Do you have a blog? A website? Are you a passionate genealogist? Are you a member of some genealogy societies, a volunteer for a genealogical organization? Are you on Twitter, Facebook, Google +, LinkedIn or other social networking sites? You need a card to let other genealogists know about your interests and how and where they can contact you!
|Victorian Calling Card|
Perhaps you've sat through a wonderfully inspiring and informative presentation on a genealogy topic. You managed to introduce yourself to the presenter. She gave you her business card. Wouldn't it be great for you to hand her your calling card too? Now she has a name, an email and any other information you want to put on it, to remind her of your meeting. Who knows, maybe you'll connect in the future.
Or you got chatting to the genealogists sitting on either side of you. Hand them your card if you think you'd like to continue to engage with them. Maybe you went to the Conference alone and you don't know anyone there. You might decide you'd like to meet one of them for a quick supper. If your card doesn't have your cell number, you can scribble it on the back and invite a phone call or text to arrange a meetup.
Kerry Scott, from Clue Wagon blog, wrote a very interesting and timely post called What Do Modern Business Cards for Genealogists Look Like? Since RootsTech 2012 is only a few months away, I've been thinking about my own cards and how I might change them.
The business cards that I printed for RootsTech 2011 are too simple. And I wish I'd done colour for my logo, not just black and white. I like simple. I like uncluttered. But mine don't contain enough details and I have decided to take Kerry's suggestion and remove my cell phone number. If I want someone to have that I can easily add it, because unlike Kerry my cards are not glossy and they aren't double-sided. It's a personal preference re glossy or matte, there's no right or wrong.
I’m a writer-on-business-cards kind of gal! I always always jot a quick note on the back after someone gives me their card – a reminder of why I wanted it, or why I might want to reconnect. It’s faster and easier for me than entering it in my iPhone. I sometimes put notes on the backs of cards I hand out - such as a URL for a site they expressed an interest in or the name of another contact, so glossy doesn't work for me. I can't write on a glossy card so matte wins.
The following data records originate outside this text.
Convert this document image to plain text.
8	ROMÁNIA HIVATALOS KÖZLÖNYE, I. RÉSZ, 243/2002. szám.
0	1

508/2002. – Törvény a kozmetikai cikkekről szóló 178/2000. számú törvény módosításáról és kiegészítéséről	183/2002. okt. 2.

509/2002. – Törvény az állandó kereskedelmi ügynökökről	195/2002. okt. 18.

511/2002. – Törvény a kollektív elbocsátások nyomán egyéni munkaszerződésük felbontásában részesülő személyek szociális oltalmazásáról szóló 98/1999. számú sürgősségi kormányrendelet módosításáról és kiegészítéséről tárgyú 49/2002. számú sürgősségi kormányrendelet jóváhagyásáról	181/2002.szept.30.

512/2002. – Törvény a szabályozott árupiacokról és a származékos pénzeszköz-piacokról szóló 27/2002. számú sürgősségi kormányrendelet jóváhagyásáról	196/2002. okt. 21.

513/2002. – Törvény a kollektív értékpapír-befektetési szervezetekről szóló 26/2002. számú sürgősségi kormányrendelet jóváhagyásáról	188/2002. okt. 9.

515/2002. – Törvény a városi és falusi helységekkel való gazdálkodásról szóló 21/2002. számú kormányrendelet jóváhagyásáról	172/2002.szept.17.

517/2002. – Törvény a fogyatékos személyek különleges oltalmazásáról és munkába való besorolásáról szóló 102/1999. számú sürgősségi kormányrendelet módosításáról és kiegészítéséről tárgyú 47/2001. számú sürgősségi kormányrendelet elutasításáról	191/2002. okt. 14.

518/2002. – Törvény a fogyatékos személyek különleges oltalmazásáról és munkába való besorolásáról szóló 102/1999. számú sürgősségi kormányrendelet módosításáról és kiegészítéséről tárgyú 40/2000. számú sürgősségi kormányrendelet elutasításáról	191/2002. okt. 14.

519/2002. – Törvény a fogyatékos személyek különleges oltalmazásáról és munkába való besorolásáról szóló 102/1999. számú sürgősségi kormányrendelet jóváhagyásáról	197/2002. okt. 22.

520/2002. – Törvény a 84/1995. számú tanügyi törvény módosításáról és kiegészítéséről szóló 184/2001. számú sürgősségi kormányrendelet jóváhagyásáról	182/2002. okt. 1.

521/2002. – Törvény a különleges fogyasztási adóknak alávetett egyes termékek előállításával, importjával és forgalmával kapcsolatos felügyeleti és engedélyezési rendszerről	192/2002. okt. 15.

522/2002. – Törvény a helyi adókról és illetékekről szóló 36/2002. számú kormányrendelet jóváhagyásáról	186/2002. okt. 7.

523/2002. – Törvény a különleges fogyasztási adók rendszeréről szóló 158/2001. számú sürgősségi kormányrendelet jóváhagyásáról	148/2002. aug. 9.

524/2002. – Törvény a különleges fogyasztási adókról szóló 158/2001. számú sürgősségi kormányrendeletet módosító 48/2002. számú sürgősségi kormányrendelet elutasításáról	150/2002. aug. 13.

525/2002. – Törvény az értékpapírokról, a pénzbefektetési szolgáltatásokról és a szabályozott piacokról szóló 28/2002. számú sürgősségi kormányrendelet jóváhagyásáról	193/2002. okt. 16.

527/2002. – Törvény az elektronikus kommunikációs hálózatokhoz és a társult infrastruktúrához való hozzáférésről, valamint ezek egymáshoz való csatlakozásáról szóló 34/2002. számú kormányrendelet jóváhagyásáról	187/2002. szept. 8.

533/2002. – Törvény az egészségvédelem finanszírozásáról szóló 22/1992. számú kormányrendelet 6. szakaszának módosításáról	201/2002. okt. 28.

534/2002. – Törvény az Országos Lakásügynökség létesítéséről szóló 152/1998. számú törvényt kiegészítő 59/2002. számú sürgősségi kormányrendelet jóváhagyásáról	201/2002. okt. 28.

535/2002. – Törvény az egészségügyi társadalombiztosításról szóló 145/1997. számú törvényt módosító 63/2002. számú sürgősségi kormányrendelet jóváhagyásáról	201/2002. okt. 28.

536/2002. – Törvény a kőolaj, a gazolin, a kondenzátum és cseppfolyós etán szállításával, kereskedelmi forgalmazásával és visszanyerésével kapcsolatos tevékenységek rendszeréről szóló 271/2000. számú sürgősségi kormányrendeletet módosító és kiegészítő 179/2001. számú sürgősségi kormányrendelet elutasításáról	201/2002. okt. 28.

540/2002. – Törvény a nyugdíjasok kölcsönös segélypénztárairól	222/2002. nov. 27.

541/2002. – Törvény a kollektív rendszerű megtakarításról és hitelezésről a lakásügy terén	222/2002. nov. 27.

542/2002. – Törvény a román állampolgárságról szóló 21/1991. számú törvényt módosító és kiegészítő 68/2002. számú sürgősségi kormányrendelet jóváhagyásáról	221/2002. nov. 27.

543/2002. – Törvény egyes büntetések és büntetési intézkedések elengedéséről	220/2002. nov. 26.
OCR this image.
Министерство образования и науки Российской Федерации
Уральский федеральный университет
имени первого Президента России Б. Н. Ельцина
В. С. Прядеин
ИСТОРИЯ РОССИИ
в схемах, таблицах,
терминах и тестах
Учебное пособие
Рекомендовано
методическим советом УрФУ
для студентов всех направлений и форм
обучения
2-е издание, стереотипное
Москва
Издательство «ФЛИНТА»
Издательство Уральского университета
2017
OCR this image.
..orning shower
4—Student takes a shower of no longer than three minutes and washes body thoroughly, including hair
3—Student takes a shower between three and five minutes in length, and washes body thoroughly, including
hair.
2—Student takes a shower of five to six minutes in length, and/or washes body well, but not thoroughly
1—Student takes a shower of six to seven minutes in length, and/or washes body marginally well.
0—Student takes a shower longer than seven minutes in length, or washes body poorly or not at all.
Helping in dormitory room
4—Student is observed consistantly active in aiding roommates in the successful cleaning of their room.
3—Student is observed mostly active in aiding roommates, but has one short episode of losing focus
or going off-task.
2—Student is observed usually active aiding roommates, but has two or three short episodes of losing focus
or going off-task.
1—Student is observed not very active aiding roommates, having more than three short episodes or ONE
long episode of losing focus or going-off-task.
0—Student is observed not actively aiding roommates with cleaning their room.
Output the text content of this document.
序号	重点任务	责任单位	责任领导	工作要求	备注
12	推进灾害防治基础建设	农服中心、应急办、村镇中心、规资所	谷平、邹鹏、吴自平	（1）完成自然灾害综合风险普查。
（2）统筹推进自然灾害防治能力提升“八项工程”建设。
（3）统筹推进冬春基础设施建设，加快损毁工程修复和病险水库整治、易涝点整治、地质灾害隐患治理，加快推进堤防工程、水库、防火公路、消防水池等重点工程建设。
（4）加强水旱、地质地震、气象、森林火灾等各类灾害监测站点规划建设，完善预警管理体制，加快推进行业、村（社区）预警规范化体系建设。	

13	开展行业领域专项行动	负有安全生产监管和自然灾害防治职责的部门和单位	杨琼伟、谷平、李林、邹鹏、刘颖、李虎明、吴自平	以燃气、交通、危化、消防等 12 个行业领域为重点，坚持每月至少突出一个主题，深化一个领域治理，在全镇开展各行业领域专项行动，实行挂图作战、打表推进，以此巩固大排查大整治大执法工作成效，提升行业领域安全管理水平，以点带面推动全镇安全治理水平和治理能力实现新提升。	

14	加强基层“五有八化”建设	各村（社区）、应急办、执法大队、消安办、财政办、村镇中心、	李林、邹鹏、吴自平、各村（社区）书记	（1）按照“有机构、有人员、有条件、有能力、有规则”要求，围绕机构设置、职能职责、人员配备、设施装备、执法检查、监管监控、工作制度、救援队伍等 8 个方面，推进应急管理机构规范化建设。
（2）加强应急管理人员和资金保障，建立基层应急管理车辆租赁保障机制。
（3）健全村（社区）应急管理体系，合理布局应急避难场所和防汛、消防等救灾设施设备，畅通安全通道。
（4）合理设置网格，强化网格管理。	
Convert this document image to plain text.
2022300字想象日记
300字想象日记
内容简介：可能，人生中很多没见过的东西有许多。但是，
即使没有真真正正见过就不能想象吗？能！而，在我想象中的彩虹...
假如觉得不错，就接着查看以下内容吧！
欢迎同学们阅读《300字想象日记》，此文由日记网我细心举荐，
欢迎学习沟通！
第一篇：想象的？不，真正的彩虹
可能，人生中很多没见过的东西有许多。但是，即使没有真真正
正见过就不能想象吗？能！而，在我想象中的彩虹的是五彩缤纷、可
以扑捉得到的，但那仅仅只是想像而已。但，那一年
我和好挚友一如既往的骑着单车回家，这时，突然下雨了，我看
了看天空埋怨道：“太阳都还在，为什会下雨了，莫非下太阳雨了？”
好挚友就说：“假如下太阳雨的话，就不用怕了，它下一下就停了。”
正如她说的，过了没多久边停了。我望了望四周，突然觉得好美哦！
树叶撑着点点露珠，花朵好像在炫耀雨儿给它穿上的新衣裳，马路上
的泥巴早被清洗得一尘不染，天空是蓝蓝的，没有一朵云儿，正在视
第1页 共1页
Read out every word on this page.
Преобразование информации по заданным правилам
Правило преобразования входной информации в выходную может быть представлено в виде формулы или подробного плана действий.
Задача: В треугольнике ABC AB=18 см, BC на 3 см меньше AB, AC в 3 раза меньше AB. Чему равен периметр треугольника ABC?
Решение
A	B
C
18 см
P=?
Even though I jot down notes on business cards, one of my favourite apps for my iPhone is a scanner for business cards called WorldCardMobile. It reads any business card and imports it into my contact list. I can’t live without it! I misplaced several of the cards I was given at the last RootsTech Convention and this year I'm prepared.
|Business Card Case|
I'll keep my Olive Tree Genealogy website URL of course, and my email address. If there's room and the card isn't too cluttered, I'll add the URL for my Facebook page for Olive Tree Genealogy but that's probably all I'll have on my card.
Oh and no QR codes on mine. I don't see the point. A lot of people don't know what those codes are for on a business card, and I'm not convinced of their usefulness on a card that already has the information printed. Michael Hait of Planting the Seeds blog created new cards with QR codes and he presents a good case for including one but I'm not quite ready to jump on the QR bandwagon. You can see an example of his new business cards at 21st Century business card designs
I hope you are going to create calling cards or business cards for your next genealogy convention or think about whether or not it's time to revise old ones. Then think about which you prefer - modern business cards or old-fashioned calling cards. Or maybe you will surprise everyone with a combination of the two. What are your thoughts?